A significant obstacle for trafficking victims is obtaining legal aid. Although they are legally entitled to public funding in theory, the process of applying for it is administratively burdensome, opaque and frustrating. Most lawyers who have represented victims know that this is the first—and often the longest and hardest-problem to solve. In appropriate cases, lawyers may choose to work on a conditional fee agreement, although again the benefit of this depends on the identification of money and assets by means of which the respondent might be expected to meet an order for costs. Frequently, what will be required is tenacious and organised assistance with making applications for legal aid.
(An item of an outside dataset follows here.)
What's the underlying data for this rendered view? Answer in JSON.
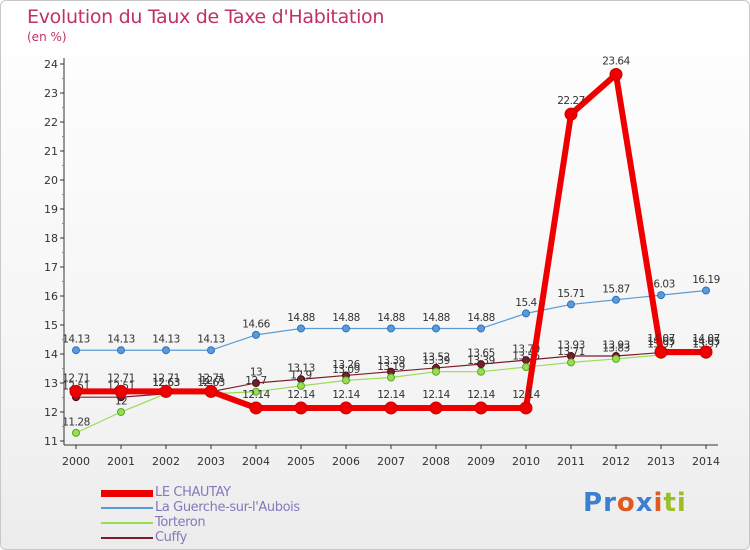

Trafficking victims’ cases are not easily pigeon-holed. By their nature, trafficking and modern slavery exist along the edges of legitimacy, often shrewdly exploiting lawful structures. An equally agile response is required, particularly in circumstances where there is no straightforward route to compensation for victims.

The TCAG recognises that, and sets out to pull together the knowledge and expertise of practitioners in the legal, voluntary, regulatory, and non-profit sectors—and beyond—in order to develop multi-disciplinary, creative approaches to identifying legal routes to compensation, funding them, and securing meaningful damages for victims.